The purpose of this post is to provide links to various posts about the performance of Azure and, in particular, Azure Storage.
Azure Storage Team
The Azure Storage Team blog – obligatory reading for anyone working with Azure Storage – has a number of posts about performance.
The Windows Azure Storage Abstractions and their Scalability Targets post documents limits for storage capacity and performance targets for Azure blobs, queues and tables. The post describes a scalability target of 500 operations per second for a single partition in an Azure Table and a single Azure Queue. There is an additional scalability target of a “few thousand requests per second” for each Azure storage account. The scalability target for a single blob is “up to 60 MBytes/sec.”
The Nagle’s Algorithm is Not Friendly towards Small Requests post describes issues pertaining to how TCP/IP handles small messages < 1460 bytes). It transpires that Azure Storage performance may be improved by turning Nagle off. The post shows how to do this.
Rob Gillen (@argodev) has done a lot of testing of Azure Storage performance and, in particular, on maximizing throughput for uploading and downloading of Azure Blobs. He has documented this in a series of posts: Part 1, Part 2, Part 3. The most surprising observation is that it while operating completely inside Windows Azure it is not worth doing parallel downloads of a blob because the overhead of reconstructing the blob is too high.
He has another post, External File Upload Optimizations for Windows Azure, that documents his testing of using various block sizes for uploads of blobs from outside an Azure datacenter. He suggests that choosing a 1MB block size may be an appropriate rule-of-thumb choice. These uploads can, of course, be performed in parallel.
University of Virginia
A research group at the University of Virginia presented the results of its investigations into the performance of Windows Azure at the 2010 ACM International Symposium on High Performance Distributed Computing. The document is downloadable from the ACM Library or (somewhat cheaper) from the webpage of one of the researchers. There is also a PowerPoint version for those with a short attention span.

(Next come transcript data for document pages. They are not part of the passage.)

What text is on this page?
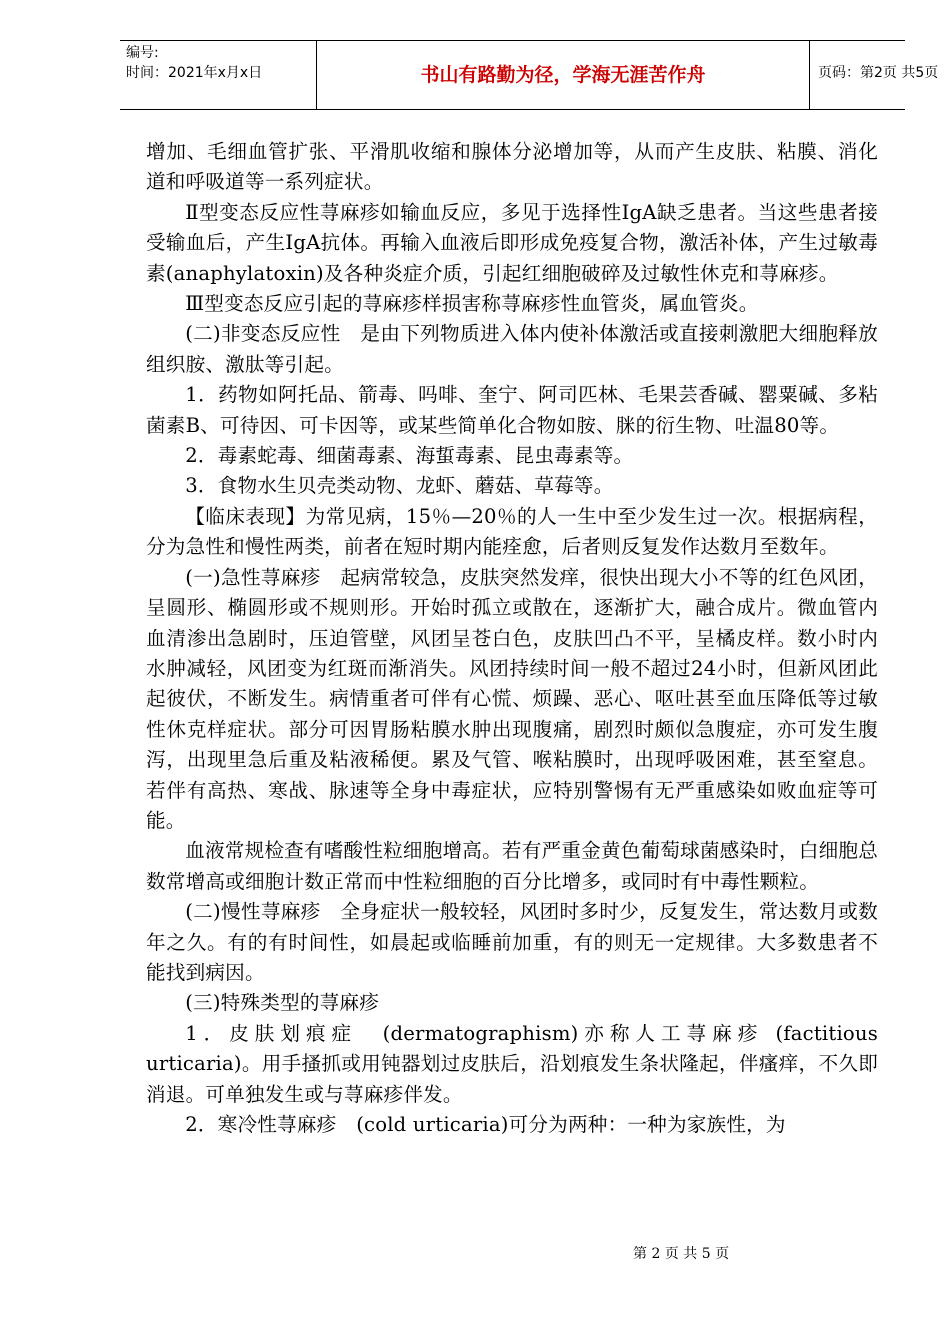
编号:
时间：2021年x月x日	书山有路勤为径，学海无涯苦作舟	页码：第2页 共5页

增加、毛细血管扩张、平滑肌收缩和腺体分泌增加等，从而产生皮肤、粘膜、消化道和呼吸道等一系列症状。

Ⅱ型变态反应性荨麻疹如输血反应，多见于选择性IgA缺乏患者。当这些患者接受输血后，产生IgA抗体。再输入血液后即形成免疫复合物，激活补体，产生过敏毒素(anaphylatoxin)及各种炎症介质，引起红细胞破碎及过敏性休克和荨麻疹。

Ⅲ型变态反应引起的荨麻疹样损害称荨麻疹性血管炎，属血管炎。

(二)非变态反应性　是由下列物质进入体内使补体激活或直接刺激肥大细胞释放组织胺、激肽等引起。

1．药物如阿托品、箭毒、吗啡、奎宁、阿司匹林、毛果芸香碱、罂粟碱、多粘菌素B、可待因、可卡因等，或某些简单化合物如胺、脒的衍生物、吐温80等。

2．毒素蛇毒、细菌毒素、海蜇毒素、昆虫毒素等。

3．食物水生贝壳类动物、龙虾、蘑菇、草莓等。

【临床表现】为常见病，15％—20％的人一生中至少发生过一次。根据病程，分为急性和慢性两类，前者在短时期内能痊愈，后者则反复发作达数月至数年。

(一)急性荨麻疹　起病常较急，皮肤突然发痒，很快出现大小不等的红色风团，呈圆形、椭圆形或不规则形。开始时孤立或散在，逐渐扩大，融合成片。微血管内血清渗出急剧时，压迫管壁，风团呈苍白色，皮肤凹凸不平，呈橘皮样。数小时内水肿减轻，风团变为红斑而渐消失。风团持续时间一般不超过24小时，但新风团此起彼伏，不断发生。病情重者可伴有心慌、烦躁、恶心、呕吐甚至血压降低等过敏性休克样症状。部分可因胃肠粘膜水肿出现腹痛，剧烈时颇似急腹症，亦可发生腹泻，出现里急后重及粘液稀便。累及气管、喉粘膜时，出现呼吸困难，甚至窒息。若伴有高热、寒战、脉速等全身中毒症状，应特别警惕有无严重感染如败血症等可能。

血液常规检查有嗜酸性粒细胞增高。若有严重金黄色葡萄球菌感染时，白细胞总数常增高或细胞计数正常而中性粒细胞的百分比增多，或同时有中毒性颗粒。

(二)慢性荨麻疹　全身症状一般较轻，风团时多时少，反复发生，常达数月或数年之久。有的有时间性，如晨起或临睡前加重，有的则无一定规律。大多数患者不能找到病因。

(三)特殊类型的荨麻疹

1．皮肤划痕症　(dermatographism)亦称人工荨麻疹 (factitious urticaria)。用手搔抓或用钝器划过皮肤后，沿划痕发生条状隆起，伴瘙痒，不久即消退。可单独发生或与荨麻疹伴发。

2．寒冷性荨麻疹　(cold urticaria)可分为两种：一种为家族性，为

第 2 页 共 5 页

The paper covers both Windows Azure and Azure Storage. The researchers used up to 192 instances at a time to investigate both the times taken for instance-management tasks and the maximum storage throughput as the number of instances varied. There is a wealth of performance information which deserves the attention of anyone developing scalable services in Windows Azure. Who would have guessed, for example, that inserting a 1KB entity into an Azure Table is 26 times faster than updating the same entity while inserting a 64KB entity is only 4 times faster.
This work is credited to: Zach Hill, Jie Li, Ming Mao, Arkaitz Ruiz-Alvarez, and Marty Humphrey – all of the University of Virginia.
Microsoft eXtreme Computing Group
The Microsoft eXtreme Computing Group has a website, Azurescope, that documents benchmarking and guidance for Windows Azure. The Azurescope website has a page describing Best Practices for Developing on Window Azure and a set of pages with code samples demonstrating various optimal techniques for using Windows Azure Storage services.
A group at ETH Zurich investigated the performance-cost ratio for transaction processing in various cloud services including SQL Azure. Donald Kossman, Tim Kraska and Simon Loesing presented the results at SIGMOD 2010.
In a PDC 10 presentation on Inside Windows Azure Virtual Machines, Hoi Vo gave the following advice: do not trust any documentation about performance. He further advised that guidance is not empirical data. This is good advice since each application has its own performance characteristics.
UPDATE 10/25/2010 – Added section on ETH Zurich
UPDATE 11/4/2010 – Added section on PDC 10